3 ÖĞÜN YEMEK 4 LİRA!

-Özellikle F tipi cezaevlerindeki ağır tecrit şartları, günlük 4 TL’lik ücretle üç öğün yemeğin çıkartılmaya çalışılması nedeniyle yemeklerdeki kalitesizlik, her türlü rahatsızlık için verilen tek tip diyet yemeği sindirim sistemi hastalıklarına neden olmaktadır. Hasta mahpusların yüzde 30’u sindirim rahatsızlığı sorunuyla karşı karşıyadır.

-Haftada 10 saat olması gerekirken hemen hiçbir cezaevinde ya hiç uygulanmayan ya da çok az uygulanan sohbet hakkının yeterli bir şekilde uygulanmamasından doğan mağduriyet, doktora acil durumlarda saatler sonra ve normal taleplerde haftalar sonra ulaşım, eksik ya da tamamen yanlış ilaç kullanımı, havalandırma ve iklimlendirme eksiklikleri, nem kontrol eksiklikleri, su sorunu, düzenli sıcak ve soğuk suyun sağlanamaması, sadece günün belli saatlerinde temiz suya erişim vb. gibi tüm hijyenik, çevresel ve bedensel etkiler düşünüldüğünde mahpusların sağlıklarının bozulduğu, hatta cezaevlerinin hastalık üreten, mahpusları hastalıkla cezalandıran birer makine haline geldiği gerçeği ortaya çıkmaktadır.

YATALAKLAR VE ŞİZOFRENLER

-Hapishanede kalan bazı mahpuslar hastalıklarından dolayı öz bakım ihtiyaçlarını gidermemektedirler. Hatta bazıları ise yatalak durumdadır. Grafik 7’de yer alan %5,62’lik yatalak mahpus oranı aslında hapishanede kalmaması gereken insanlardan oluşmaktadır. Hapishanede kalmaması gereken şizofreni gibi hastalık gruplarına sahip insanları da eklediğimizde bu oran çok daha yükselmektedir. R Tipi hapishane modeli olarak sunulan ve hasta hapishaneleri işlevini gören hapishanelerde kalan insanların içinde bulunduğu durum aslında hapishanelerde kalmamaları gerektiğini açıkça ortaya koymaktadır.
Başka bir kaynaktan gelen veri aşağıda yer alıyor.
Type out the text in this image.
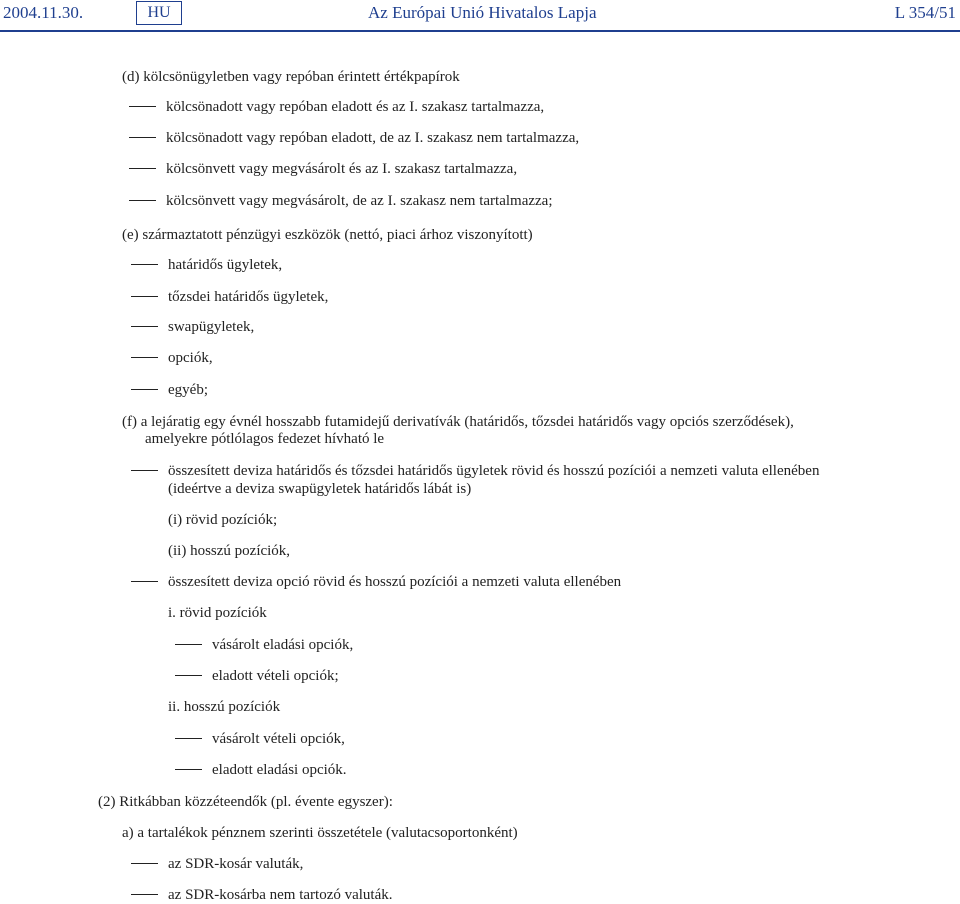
2004.11.30.	HU	Az Európai Unió Hivatalos Lapja	L 354/51
(d) kölcsönügyletben vagy repóban érintett értékpapírok
kölcsönadott vagy repóban eladott és az I. szakasz tartalmazza,
kölcsönadott vagy repóban eladott, de az I. szakasz nem tartalmazza,
kölcsönvett vagy megvásárolt és az I. szakasz tartalmazza,
kölcsönvett vagy megvásárolt, de az I. szakasz nem tartalmazza;
(e) származtatott pénzügyi eszközök (nettó, piaci árhoz viszonyított)
határidős ügyletek,
tőzsdei határidős ügyletek,
swapügyletek,
opciók,
egyéb;
(f) a lejáratig egy évnél hosszabb futamidejű derivatívák (határidős, tőzsdei határidős vagy opciós szerződések),
amelyekre pótlólagos fedezet hívható le
összesített deviza határidős és tőzsdei határidős ügyletek rövid és hosszú pozíciói a nemzeti valuta ellenében
(ideértve a deviza swapügyletek határidős lábát is)
(i) rövid pozíciók;
(ii) hosszú pozíciók,
összesített deviza opció rövid és hosszú pozíciói a nemzeti valuta ellenében
i. rövid pozíciók
vásárolt eladási opciók,
eladott vételi opciók;
ii. hosszú pozíciók
vásárolt vételi opciók,
eladott eladási opciók.
(2) Ritkábban közzéteendők (pl. évente egyszer):
a) a tartalékok pénznem szerinti összetétele (valutacsoportonként)
az SDR-kosár valuták,
az SDR-kosárba nem tartozó valuták.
Hastaneye yatırılması gereken insanları hapishanede tutmanın bir yolu olarak icat edilmiş R Tipi hapishane modelinin bizzat kendisi, kendi varlığının gereksizliğini ortaya koymaktadır.

ÖLÜM ORUÇLARI

-Hapishanelerde hastalık nedenlerinden biri de ölüm orucu eylemleridir. 19-22 Aralık 2000 tarihlerinde gerçekleştirilen ve “Hayata Dönüş Operasyonu” adı verilen 19-22 Aralık Katliamı öncesi ve sonrasında devam ettirilen ölüm orucu  eylemler sonucu beslenme yetersizliğine bağlı olarak pek çok insan Wernicke-Korsokoff hastalığına yakalanmıştır. Grafik 9’da yer verildiği gibi Wernicke-Korsokoff hastalığına sahip olan mahpusların oranı % 8,9’dur. Korsokoff hastası olan bazı mahpuslar, cezai ehliyeti olmadığına dair rapora sahip olmalarına rağmen halen hapishanede tutulmaktadır.

-Kalp hastalıkları ve kanser gibi ölümcül hastalıklara sahip olanların oranı ise %15 civarıdır. Halen hapishanelerde onlarca ölümcül hasta bulunmaktadır. Bu hastaların pek çoğunun hastalığının tedavisi hapishane koşullarında mümkün değildir ve bu yüzden pek çok insan ölümün kıyısında bulunmaktadır. Adalet Bakanlığı ise hastalık sonucu hayatını kaybedenleri “eceliyle ölenler” başlığı altında değerlendirerek üzerinden sorumluluğu atmaya çalışmaktadır.